Seize printemps es todo lo contrario (¿o quizá deberíamos decir parece?), aun cuando su punto de partida -el romance entre una menor y un adulto veinte años mayor- no podría ser más perturbador; solo que aquí, en lugar de encontrarnos tórridas escenas de sexo, asistimos a retazos de un relación tan cordial como naive; oímos a un actor que se queja de estar interpretando siempre la misma historia o a un decorador que explica la importancia de la posición de los objetos sobre el escenario (de nuevo lo vertical y lo horizontal); vemos a una joven aburrida del instituto y de su compañeras (la primera secuencia capta a la perfección ese sentimiento de estar sola en compañía), todo ello filmado desde una perspectiva naturalista que se quiebra cuando irrumpe un deseo que adopta las formas de un género tan fantasioso como el musical.
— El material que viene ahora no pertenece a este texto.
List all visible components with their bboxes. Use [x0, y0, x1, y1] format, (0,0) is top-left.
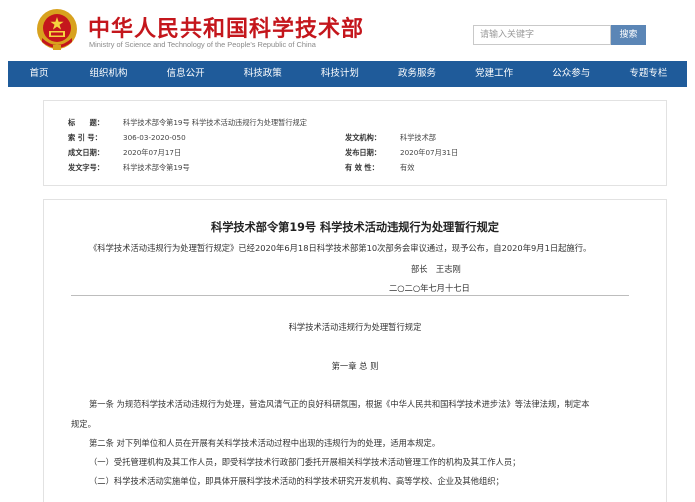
article-clause-1-line-2: 规定。	[71, 419, 96, 429]
article-date: 二○二○年七月十七日	[389, 283, 470, 293]
nav-item-home[interactable]: 首页	[8, 61, 70, 87]
search-input[interactable]	[473, 25, 611, 45]
article-item-2: （二）科学技术活动实施单位，即具体开展科学技术活动的科学技术研究开发机构、高等学…	[89, 476, 504, 486]
national-emblem-icon[interactable]	[36, 8, 78, 52]
site-subtitle: Ministry of Science and Technology of th…	[89, 40, 316, 49]
meta-index-value: 306-03-2020-050	[123, 133, 186, 142]
meta-docno-value: 科学技术部令第19号	[123, 163, 190, 172]
chapter-heading: 第一章 总 则	[331, 361, 379, 371]
article-body: 科学技术部令第19号 科学技术活动违规行为处理暂行规定 《科学技术活动违规行为处…	[43, 199, 667, 502]
nav-item-sci-tech-policy[interactable]: 科技政策	[224, 61, 301, 87]
article-signer: 部长 王志刚	[411, 264, 461, 274]
article-clause-1-line-1: 第一条 为规范科学技术活动违规行为处理，营造风清气正的良好科研氛围，根据《中华人…	[89, 399, 590, 409]
meta-issuer-label: 发文机构：	[345, 133, 381, 142]
nav-item-public-participation[interactable]: 公众参与	[533, 61, 610, 87]
site-header: 中华人民共和国科学技术部 Ministry of Science and Tec…	[0, 0, 695, 60]
document-metadata: 标 题： 科学技术部令第19号 科学技术活动违规行为处理暂行规定 索 引 号： …	[43, 100, 667, 186]
meta-created-value: 2020年07月17日	[123, 148, 182, 157]
nav-item-organization[interactable]: 组织机构	[70, 61, 147, 87]
nav-item-special-topics[interactable]: 专题专栏	[610, 61, 687, 87]
meta-docno-label: 发文字号：	[68, 163, 104, 172]
meta-created-label: 成文日期：	[68, 148, 104, 157]
meta-published-label: 发布日期：	[345, 148, 381, 157]
meta-validity-value: 有效	[400, 163, 415, 172]
article-intro: 《科学技术活动违规行为处理暂行规定》已经2020年6月18日科学技术部第10次部…	[89, 243, 592, 253]
document-title: 科学技术活动违规行为处理暂行规定	[288, 322, 422, 332]
meta-published-value: 2020年07月31日	[400, 148, 459, 157]
meta-index-label: 索 引 号：	[68, 133, 102, 142]
search-button[interactable]: 搜索	[611, 25, 646, 45]
meta-validity-label: 有 效 性：	[345, 163, 379, 172]
meta-title-value: 科学技术部令第19号 科学技术活动违规行为处理暂行规定	[123, 118, 307, 127]
nav-item-information-disclosure[interactable]: 信息公开	[147, 61, 224, 87]
article-clause-2: 第二条 对下列单位和人员在开展有关科学技术活动过程中出现的违规行为的处理，适用本…	[89, 438, 441, 448]
article-item-1: （一）受托管理机构及其工作人员，即受科学技术行政部门委托开展相关科学技术活动管理…	[89, 457, 521, 467]
site-title[interactable]: 中华人民共和国科学技术部	[88, 11, 364, 43]
main-nav: 首页 组织机构 信息公开 科技政策 科技计划 政务服务 党建工作 公众参与 专题…	[8, 61, 687, 87]
nav-item-party-building[interactable]: 党建工作	[456, 61, 533, 87]
nav-item-government-services[interactable]: 政务服务	[379, 61, 456, 87]
meta-title-label: 标 题：	[68, 118, 104, 127]
nav-item-sci-tech-plan[interactable]: 科技计划	[301, 61, 378, 87]
article-divider	[71, 295, 629, 296]
article-title: 科学技术部令第19号 科学技术活动违规行为处理暂行规定	[211, 221, 499, 234]
meta-issuer-value: 科学技术部	[400, 133, 436, 142]
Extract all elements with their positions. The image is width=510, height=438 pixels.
Cuando el hechizo se rompa, cuando Suzanne sea consciente de lo que de verdad sucede y asuma la imposibilidad de ese amor, cuando el tabú se verbalice, a la película no le queda más remedio que acabarse. Hasta entonces, entre carantoñas inofensivas y besos en la mano, hemos asistido a la consumación coreográfica de una pasión carnal, a la romantización de lo prohibido, a una sibilina provocación.